Article Archive
Hose Job
Texas entrepreneur invents labor saving fire equipment
Volume 23, No. 6

Large diameter hose is no longer the sole property of industrial firefighters. Across the country, many rural fire departments have adopted five-inch hose or larger as the ideal sized supply hose, providing a virtual above ground water main.

The problem comes when it's time to put the portable water main away, says Clint Baker, a firefighter and inventor of the Hose Mule, a device for loading hose aboard the apparatus.

"The five-inch hose is about the most efficient way to move water, but nobody wants to pick up a half mile of five-inch hose," he said. "I started thinking about whether there was some way to mechanically pick it up."

After eight years of tinkering, Baker has a product ready to market. The Hose Mule mounts on the side of the fire truck above the hose bed. It comes equipped with rollers that grip the hose, both lifting it and simultaneously draining the water and air inside.

"As you drive along side the supply line you had laid, the Hose Mule picks it up and brings it back into the truck bed where all the crew has to do is fold it back into place," Baker said. "A crew of four can pick up 100 feet of five-inch supply hose in a minute."

The Hose Mule comes in two different models - one that runs off a 12-volt DC gear motor and the other that operates hydraulically. The hydraulic model, known as the Super Mule, is designed to handle hose six inches in diameter and larger, common among industrial fire brigades.

"The hydraulic machine has a flow control valve on it where you can vary the speed," Baker said. "The electric one is a set speed, but you can vary the speed by how much down pressure you put on the drive roller."

Baker has already made his first sale of the hydraulic Super Mule. Paul Shapiro, a retired Las Vegas Fire Department firefighter and author of "Layin' the Big Lines," purchased a Super Mule to mount on a water supply engine.
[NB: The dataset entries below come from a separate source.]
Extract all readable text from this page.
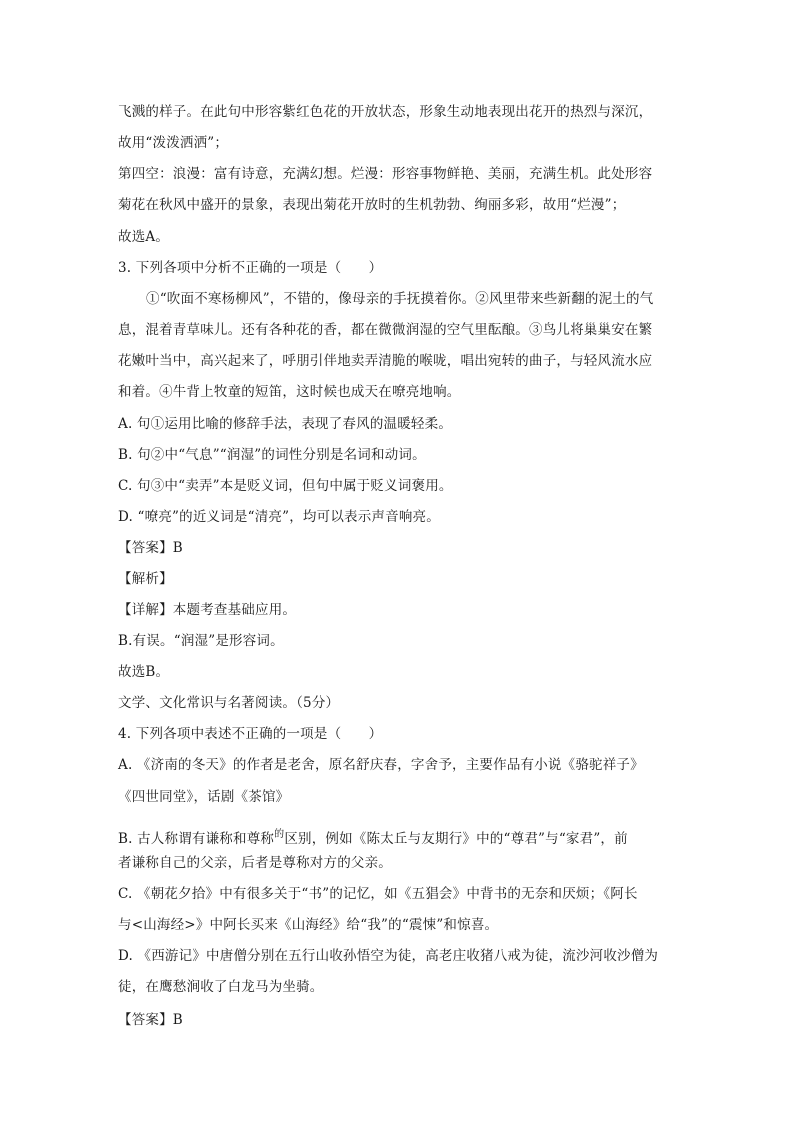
飞溅的样子。在此句中形容紫红色花的开放状态，形象生动地表现出花开的热烈与深沉，
故用“泼泼洒洒”；
第四空：浪漫：富有诗意，充满幻想。烂漫：形容事物鲜艳、美丽，充满生机。此处形容
菊花在秋风中盛开的景象，表现出菊花开放时的生机勃勃、绚丽多彩，故用“烂漫”；
故选A。
3. 下列各项中分析不正确的一项是（　　）
①“吹面不寒杨柳风”，不错的，像母亲的手抚摸着你。②风里带来些新翻的泥土的气
息，混着青草味儿。还有各种花的香，都在微微润湿的空气里酝酿。③鸟儿将巢巢安在繁
花嫩叶当中，高兴起来了，呼朋引伴地卖弄清脆的喉咙，唱出宛转的曲子，与轻风流水应
和着。④牛背上牧童的短笛，这时候也成天在嘹亮地响。
A. 句①运用比喻的修辞手法，表现了春风的温暖轻柔。
B. 句②中“气息”“润湿”的词性分别是名词和动词。
C. 句③中“卖弄”本是贬义词，但句中属于贬义词褒用。
D. “嘹亮”的近义词是“清亮”，均可以表示声音响亮。
【答案】B
【解析】
【详解】本题考查基础应用。
B.有误。“润湿”是形容词。
故选B。
文学、文化常识与名著阅读。（5分）
4. 下列各项中表述不正确的一项是（　　）
A. 《济南的冬天》的作者是老舍，原名舒庆春，字舍予，主要作品有小说《骆驼祥子》
《四世同堂》，话剧《茶馆》
B. 古人称谓有谦称和尊称$^的$区别，例如《陈太丘与友期行》中的“尊君”与“家君”，前
者谦称自己的父亲，后者是尊称对方的父亲。
C. 《朝花夕拾》中有很多关于“书”的记忆，如《五猖会》中背书的无奈和厌烦；《阿长
与<山海经>》中阿长买来《山海经》给“我”的“震悚”和惊喜。
D. 《西游记》中唐僧分别在五行山收孙悟空为徒，高老庄收猪八戒为徒，流沙河收沙僧为
徒，在鹰愁涧收了白龙马为坐骑。
【答案】B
Shapiro plans to contract with wildland fire suppression agencies in western states for water supply.

The closest competitors to the Hose Mule are huge machines by comparison and cannot be retrofitted on a normal pumper, he said.

Baker, a Temple, TX, firefighter for 11 years, has already sold machines to his own department as well as nearby Lorena, Robinson, Beverly Hills, Hewitt and Fort Hood.

"In Temple, we mounted the machine on the engine that I drive," Baker said. "We were waiting on the city garage to wire it into the electrical system when we had a big mutual aid call involving a factory in Belton. The engine ended up laying its whole bed."

Without the Hose Mule working, the only recourse was to reload the hose the old fashioned way - by hand. No one was happy with the results compared to what the Hose Mule could do, Baker said.

"When they came back to Temple, we took the truck over to the convention center and laid all the hose out again," he said. "Using a temporary hookup, the Hose Mule was able to pick up the entire 1,300 feet of hose in only 18 minutes."

With the air and water completely drained, the load in the hose bed dropped at least eight to 10 inches, Baker said.

The benefit that most impresses fire chiefs is that the Hose Mule lowers the potential for back injuries in loading hose, he said.

"If it prevented one back injury, you could probably buy one of these machines for every truck in your department," Baker said.

Initially, Baker built the Hose Mule himself. Demand has been such that to continue his career in fire fighting, Baker had to outsource the manufacture of the device to a local machinist.

"The product is a good machine," Baker said. "It obviously works."